Jedna z mieszkanek ulicy w rozmowie z nami przyznała, że źle się z tym czuje, że przejazd jest zablokowany. - To nie "po bożemu" - przyznała starsza pani, ale innego wyjścia nie widzi.
Problem z ulicą Ptasią na osiedlu Rogi sięga lat 90. ubiegłego wieku. Mieszkańcy już w 1996 roku sygnalizowali, że droga przebiega przez ich prywatne grunty. Wielokrotnie wysyłali pisma z prośbą o uregulowanie stanu prawnego nieruchomości. Ulica jest częściowo utwardzona, ma kanalizację i oświetlenie. Gdy w ubiegłym roku w jej ciągu powstał dom, a w trakcie budowy wąską ulicą zaczęły jeździć ciężkie samochody budowlane, doszło do konfliktu między sąsiadami. Mieszkańcy zbuntowali się i zablokowali drogę z jednej strony.
- Z drugiej strony ulica również zostanie zagrodzona - powiedział nam jeden z mieszkańców. Jeśli tak się stanie, to zlokalizowany pośrodku nowo powstały budynek zostanie pozbawiony dojazdu od strony ulicy Ptasiej.
- Będziemy latali helikopterem albo skakali o tyczce - żartuje właściciel domu, w którym finalizowane są prace wykończeniowe. Jednak sprawa nie jest wcale zabawna.
- Jestem przygotowany na to, że spotkamy się w sądzie - zaznacza właściciel nieruchomości. W rozmowie z nami potwierdził, że otrzymał informację od właścicieli drugiej części drogi, iż po żniwach również ona zostanie zagrodzona.
W dwóch miejscach kilkusetmetrowego odcinka ulicy Ptasiej stoją od kilku miesięcy znaki informujące, że jest to teren prywatny. Już w ubiegłym roku na wysokości posesji nr 6 powstało ogrodzenie uniemożliwiające przejazd.

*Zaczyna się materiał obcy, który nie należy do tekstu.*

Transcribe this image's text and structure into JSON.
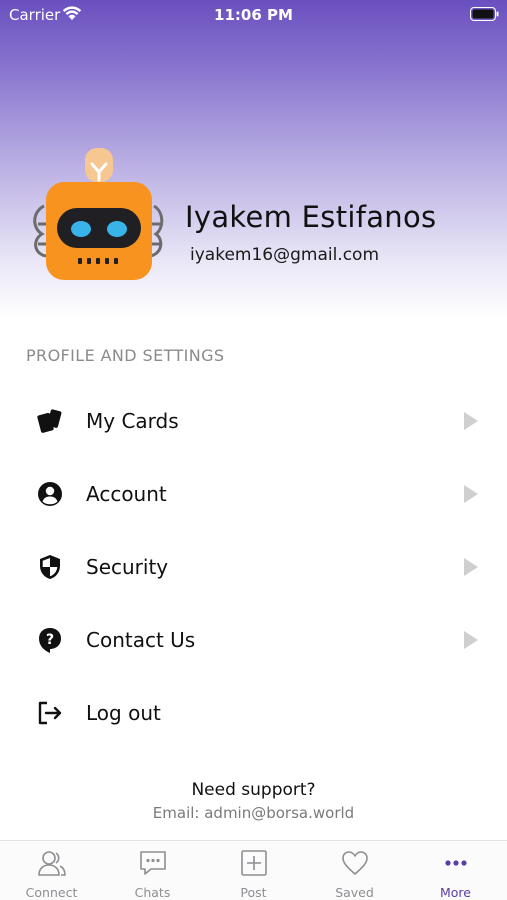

Mieszkańcy, którzy blokują drogę, twierdzą, że informowali sąsiada, iż wybuduje dom przy działce, która nie ma własnej drogi dojazdowej. Za grunt, na którym leży sporny odcinek ulicy Ptasiej, płacą podatki. Problem podczas czerwcowej sesji rady miasta poruszył radny Wiesław Fąfara. Napisał w tej sprawie interpelację, kierując stosowne zapytanie do urzędu miasta.
- W imieniu mieszkańców osiedla proszę o informację dotyczącą stanu prawnego ulicy Ptasiej na odcinku od ulicy Rajskiej do połączenia z ulicą Krzysztofa Baczyńskiego. Na odcinku od ulicy Rajskiej do ulicy Baczyńskiego jeden z właścicieli działki (na wysokości posesji nr 6) postawił ogrodzenie na drodze i ograniczył możliwość korzystania z przejazdu. Ulica ta posiada nawierzchnię asfaltową i jest uzbrojona w energię elektryczną, kanalizację oraz oświetlenie drogi. Jakie kroki zostaną podjęte w celu umożliwienia mieszkańcom korzystania z przejazdu ulicą Ptasią? - odniósł się do problemu Wiesław Fąfara.
- Odpowiadając na zapytanie zgłoszone na sesji Rady Miasta w dniu 29.06.2021 r. w sprawie stanu prawnego ulicy Ptasiej na odcinku od ulicy Rajskiej do połączenia z ulicą Krzysztofa Kamila Baczyńskiego, informuję, że istniejąca w terenie droga - ulica Ptasia - usytuowana jest w obszarze zabudowanych i niezabudowanych działek gruntu numer: 952/1, 952/2, 952/3, 953, 954, 955, 956/1, obręb Koźle, których właścicielami są wyłącznie osoby fizyczne, a istniejąca w drodze infrastruktura nie jest zarządzana przez gminę. Przedmiotowa droga nie stanowi uzupełnienia sieci dróg służących potrzebom miejscowym, czyli nie spełnia wymogów drogi kategorii gminnej. W związku z tym gmina nie może podjąć działań mających na celu przejęcie terenu wcześniej wyznaczonej drogi. Właściciele działek niemających dostępu do drogi publicznej mogą wystąpić do sądu o ustanowienie służebności dojazdu - poinformowała prezydent miasta Sabina Nowosielska.